2019年1月11日号

2019年1月11日号

――東アジアのビジネスに関心のある方のための情報誌――

(毎週金曜日配信    計 4 回総集編)

執筆:前田高昭  (国際金融ジャーナリス)

中国の一帯一路構想には「ドルの制約」という資金調達面での問題があると指摘された。インフラ建設代金の支払いはドル建てが圧倒的に多く、中国は外貨準備を取り崩していく他はないために「ドルの制約」を受けるからである。人民元が国際通貨として定着していれば、中国政府は元を印刷して支払いに充てられるが元は依然として国際通貨としては成長していない。しかも中国の経常黒字は減少傾向にあり、中国は遠からぬ将来に「ドルの制約」を痛感することになり、野心的な構想を見直さざるを得なくなるだろうとメディアは報じる。

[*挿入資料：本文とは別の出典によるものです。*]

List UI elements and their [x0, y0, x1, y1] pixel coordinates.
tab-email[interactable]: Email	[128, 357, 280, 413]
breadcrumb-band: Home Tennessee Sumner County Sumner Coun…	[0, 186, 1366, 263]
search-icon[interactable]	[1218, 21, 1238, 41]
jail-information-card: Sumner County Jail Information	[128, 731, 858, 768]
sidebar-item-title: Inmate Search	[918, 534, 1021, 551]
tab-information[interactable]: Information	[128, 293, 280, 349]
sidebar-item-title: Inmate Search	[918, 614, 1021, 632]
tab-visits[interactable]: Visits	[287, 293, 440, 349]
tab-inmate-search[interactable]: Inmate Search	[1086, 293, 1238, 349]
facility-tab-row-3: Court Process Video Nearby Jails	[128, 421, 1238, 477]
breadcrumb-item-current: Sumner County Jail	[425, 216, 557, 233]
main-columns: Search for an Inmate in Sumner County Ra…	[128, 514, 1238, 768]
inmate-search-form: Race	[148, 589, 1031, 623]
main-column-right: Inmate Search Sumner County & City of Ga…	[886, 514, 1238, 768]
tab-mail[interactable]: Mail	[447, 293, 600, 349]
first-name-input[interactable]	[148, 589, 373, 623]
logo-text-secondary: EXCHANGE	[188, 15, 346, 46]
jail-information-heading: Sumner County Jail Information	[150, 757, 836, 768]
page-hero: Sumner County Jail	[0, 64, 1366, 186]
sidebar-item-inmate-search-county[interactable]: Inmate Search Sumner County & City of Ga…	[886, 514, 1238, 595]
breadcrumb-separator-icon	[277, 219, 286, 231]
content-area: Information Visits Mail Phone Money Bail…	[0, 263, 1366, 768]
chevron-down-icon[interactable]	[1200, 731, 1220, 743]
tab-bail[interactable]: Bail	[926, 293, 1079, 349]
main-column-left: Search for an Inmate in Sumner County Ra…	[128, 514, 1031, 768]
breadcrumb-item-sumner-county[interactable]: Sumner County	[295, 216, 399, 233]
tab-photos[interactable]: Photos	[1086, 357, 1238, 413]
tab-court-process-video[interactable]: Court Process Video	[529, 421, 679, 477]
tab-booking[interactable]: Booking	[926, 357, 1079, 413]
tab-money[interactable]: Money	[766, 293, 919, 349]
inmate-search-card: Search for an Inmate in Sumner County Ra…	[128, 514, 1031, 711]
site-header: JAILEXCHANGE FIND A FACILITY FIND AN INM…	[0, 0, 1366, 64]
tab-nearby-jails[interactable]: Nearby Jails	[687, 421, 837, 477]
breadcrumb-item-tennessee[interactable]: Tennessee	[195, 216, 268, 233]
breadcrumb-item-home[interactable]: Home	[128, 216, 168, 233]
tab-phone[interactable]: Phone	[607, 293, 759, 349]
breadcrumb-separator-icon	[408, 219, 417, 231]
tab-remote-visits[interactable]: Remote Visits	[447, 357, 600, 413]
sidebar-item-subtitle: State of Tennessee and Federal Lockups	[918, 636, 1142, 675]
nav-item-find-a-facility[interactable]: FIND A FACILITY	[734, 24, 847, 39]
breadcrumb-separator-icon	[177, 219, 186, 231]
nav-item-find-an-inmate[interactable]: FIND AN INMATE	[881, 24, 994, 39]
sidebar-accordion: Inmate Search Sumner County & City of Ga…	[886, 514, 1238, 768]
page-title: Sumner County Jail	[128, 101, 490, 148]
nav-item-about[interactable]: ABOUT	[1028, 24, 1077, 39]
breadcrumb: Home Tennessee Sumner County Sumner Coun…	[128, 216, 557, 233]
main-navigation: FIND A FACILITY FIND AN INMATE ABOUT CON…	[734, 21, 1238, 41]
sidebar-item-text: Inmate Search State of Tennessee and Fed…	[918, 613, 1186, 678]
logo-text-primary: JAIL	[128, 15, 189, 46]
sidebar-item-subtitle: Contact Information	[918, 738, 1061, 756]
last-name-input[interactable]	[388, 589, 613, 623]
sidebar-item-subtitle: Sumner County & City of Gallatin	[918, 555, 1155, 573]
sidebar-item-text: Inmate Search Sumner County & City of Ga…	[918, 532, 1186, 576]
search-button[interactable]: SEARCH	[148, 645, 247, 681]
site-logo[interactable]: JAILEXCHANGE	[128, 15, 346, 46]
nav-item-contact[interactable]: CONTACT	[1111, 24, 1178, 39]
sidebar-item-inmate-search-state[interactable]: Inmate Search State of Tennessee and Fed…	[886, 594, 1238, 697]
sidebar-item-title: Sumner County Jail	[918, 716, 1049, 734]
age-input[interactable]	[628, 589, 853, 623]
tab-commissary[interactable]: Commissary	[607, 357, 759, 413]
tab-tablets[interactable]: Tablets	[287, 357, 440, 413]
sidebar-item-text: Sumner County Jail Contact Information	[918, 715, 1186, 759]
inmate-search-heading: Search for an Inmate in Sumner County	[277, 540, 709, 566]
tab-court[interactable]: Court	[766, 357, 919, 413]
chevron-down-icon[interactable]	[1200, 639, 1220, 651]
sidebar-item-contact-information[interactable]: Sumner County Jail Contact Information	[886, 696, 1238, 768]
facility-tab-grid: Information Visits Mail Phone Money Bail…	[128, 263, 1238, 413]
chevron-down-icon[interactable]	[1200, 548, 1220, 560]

台北市長の柯文哲氏(59)が訪米を計画し、次期総統に立候補するのではないかとの期待が高まっている。蔡英文現総統も就任前に訪米しており、総統候補に対する米国の後押しが重要な意味を持つことがこうした観測を生んでいる。ただし次期総統候補としては国民党の呉敦義主席(70)や民進党の頼清徳行政院長(首相)(59)なども取りざたされている。

韓国経済の現状についてメディアは、第3四半期のGDPは前期比0.6%増となり、韓国銀行の事前予想と合致し、11月の消費者物価指数もエコノミストの予想どおり前年比2%の上昇となったと伝える。ただし経済が先行き悪化するのではないかとの懸念は払拭しきれていないと報じ、米中貿易戦争の動向、原油価格の下落、輸出の伸びの鈍化、国内投資の低迷などの要因を挙げる。

北朝鮮が経済制裁に耐える一助として豊富な石炭資源を利用して合成ガスを生産し、石油輸入への依存を減らしているとみられている。北朝鮮は近年石炭ガス化技術の利用を拡大し、以前は動力や原料を輸入石油に依存していた一部の大型肥料工場、製鉄所、セメント工場に石炭ガス化設備を導入、専門家は、石炭ガス化により輸入燃料を軍用などの用途に回すことが可能かもしれないと指摘している。

東南アジア関係では、タイ中央銀行が2011年以来となる政策金利の引き上げを決定し、政策金利の翌日物レポ金利は0.25%引き上げられ、年1.75%となった。利上げの背景についてメディアは、中央銀行は経済が順調に成長しインフレも終息しているなか、長期の低金利がもたらすリスクを警戒したと伝える。

インドが2019年に経済規模で英国を抜き世界第5位となると報じられた。プライスウォーターハウスクーパース(PwC)のエコノミストは、インドは、高い成長率と巨大な人口、恵まれた人口構成によって大規模経済として世界最高の経済成長を遂げ、グローバルなGDP競争で上昇を続けると指摘する。またIMFのGDP推計によれば、英国は2018年には経済規模で世界第5位だったが、来年にはインドと仏に抜かれ、第7位となるとみられる。